In my recent post, How We Pray 1, I talked about how the concept of salah, and some of the postures, existed before Islam. We can understand that salah, when used in the Qur'an referring to human beings (please see Definition of Salah) generally means worship. Looking at Biblical descriptions of the worship of prophets, we see them falling on their faces. But there is even more evidence in the Qur'an as to what salah looked like, or included as far as postures, in the Qur'an.
That's why this is a part 2 post, it's just further elaborating on some points I already discussed.
One thing that the Qur'an describes is praying in the House of Allah, which is the Ka'ba.

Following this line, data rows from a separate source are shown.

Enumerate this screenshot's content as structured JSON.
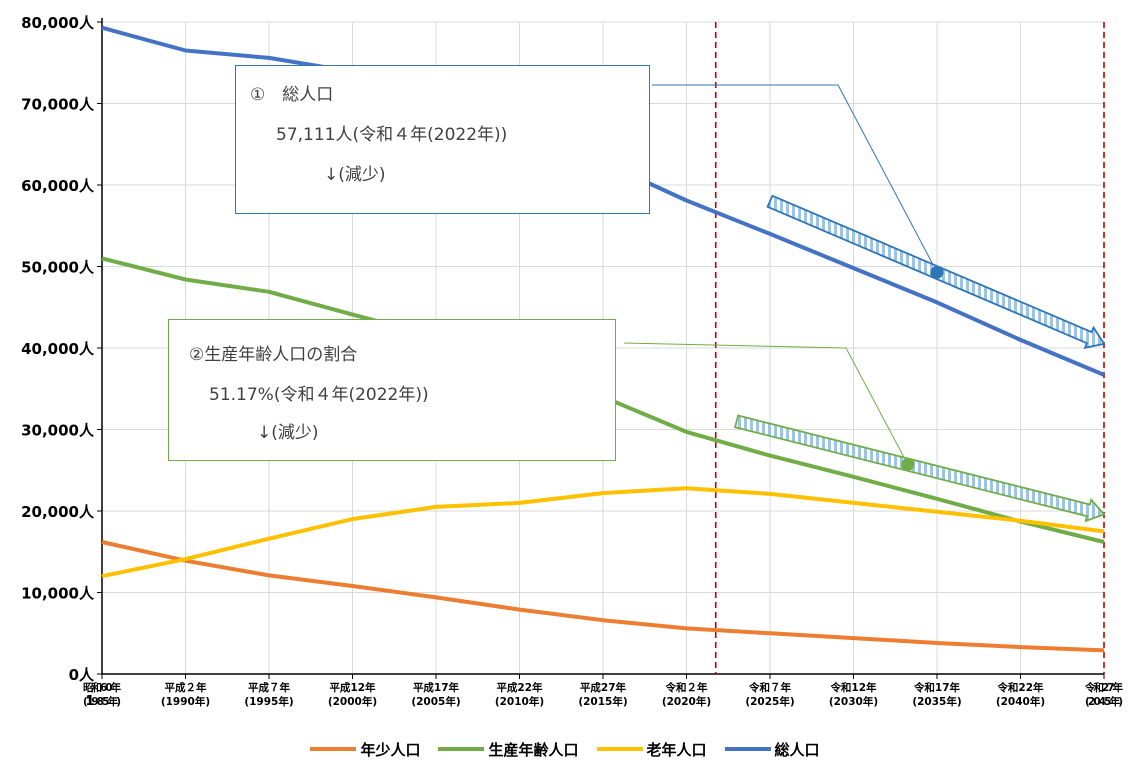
{
  "chart_data": {
    "type": "line",
    "categories": [
      "昭和60年\n(1985年)",
      "平成２年\n(1990年)",
      "平成７年\n(1995年)",
      "平成12年\n(2000年)",
      "平成17年\n(2005年)",
      "平成22年\n(2010年)",
      "平成27年\n(2015年)",
      "令和２年\n(2020年)",
      "令和７年\n(2025年)",
      "令和12年\n(2030年)",
      "令和17年\n(2035年)",
      "令和22年\n(2040年)",
      "令和27年\n(2045年)"
    ],
    "category_marker": "1",
    "series": [
      {
        "name": "年少人口",
        "color": "#ED7D31",
        "values": [
          16200,
          13900,
          12100,
          10800,
          9400,
          7900,
          6600,
          5600,
          5000,
          4400,
          3800,
          3300,
          2900
        ]
      },
      {
        "name": "生産年齢人口",
        "color": "#70AD47",
        "values": [
          51000,
          48400,
          46900,
          44100,
          41400,
          37600,
          34000,
          29700,
          26800,
          24200,
          21500,
          18700,
          16200
        ]
      },
      {
        "name": "老年人口",
        "color": "#FFC000",
        "values": [
          12000,
          14100,
          16600,
          19000,
          20500,
          21000,
          22200,
          22800,
          22100,
          21000,
          19900,
          18800,
          17500
        ]
      },
      {
        "name": "総人口",
        "color": "#4472C4",
        "values": [
          79300,
          76500,
          75600,
          73900,
          71300,
          66500,
          62800,
          58100,
          54000,
          49800,
          45600,
          41000,
          36700
        ]
      }
    ],
    "y_ticks": [
      "0人",
      "10,000人",
      "20,000人",
      "30,000人",
      "40,000人",
      "50,000人",
      "60,000人",
      "70,000人",
      "80,000人"
    ],
    "ylim": [
      0,
      80000
    ],
    "grid": true,
    "legend_position": "bottom",
    "reference_lines": {
      "style": "dashed",
      "color": "#C00000",
      "x_positions": [
        7.35,
        12.0
      ]
    },
    "annotations": [
      {
        "label": "総人口",
        "trend": "減少",
        "trend_x": [
          8.0,
          12.0
        ],
        "trend_y": [
          58000,
          40500
        ],
        "point_x": 10.0,
        "point_y": 49300
      },
      {
        "label": "生産年齢人口の割合",
        "trend": "減少",
        "trend_x": [
          7.6,
          12.0
        ],
        "trend_y": [
          31000,
          19600
        ],
        "point_x": 9.65,
        "point_y": 25700
      }
    ]
  },
  "callouts": [
    {
      "lines": [
        "①　総人口",
        "57,111人(令和４年(2022年))",
        "↓(減少)"
      ]
    },
    {
      "lines": [
        "②生産年齢人口の割合",
        "51.17%(令和４年(2022年))",
        "↓(減少)"
      ]
    }
  ]
}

This is something we can read in Surat al-Baqarah (2:125.) Surah Ale Imran describes Zakariyyah praying in a mihrab, a chamber or private room (3:39.) And Surah Sad mentions a mihrab of Dawud (38:21.) Surah Yunus describes taking houses as places of prayer for Musa and Harun in Egypt (10:87.) Surah Ale Imran includes instructions to Mary about prostrating and bowing, and it tells her to bow along with those who bow, indicating congregatoinal prayer (3:43.) Surat al-Hajj mentions standing, bowing, prostration, and circumambulation (22:26.) Also mentioned is that salah is for dhikr, rememberance of Allah, as in Surah Taha (20:14.)
I mention these references just to point out that some postures and particulars of prayer, in addition to being universal demonstrations of humility and devotion, are also part of the salah in times before Islam, one more thing which gives our daily salah special significance.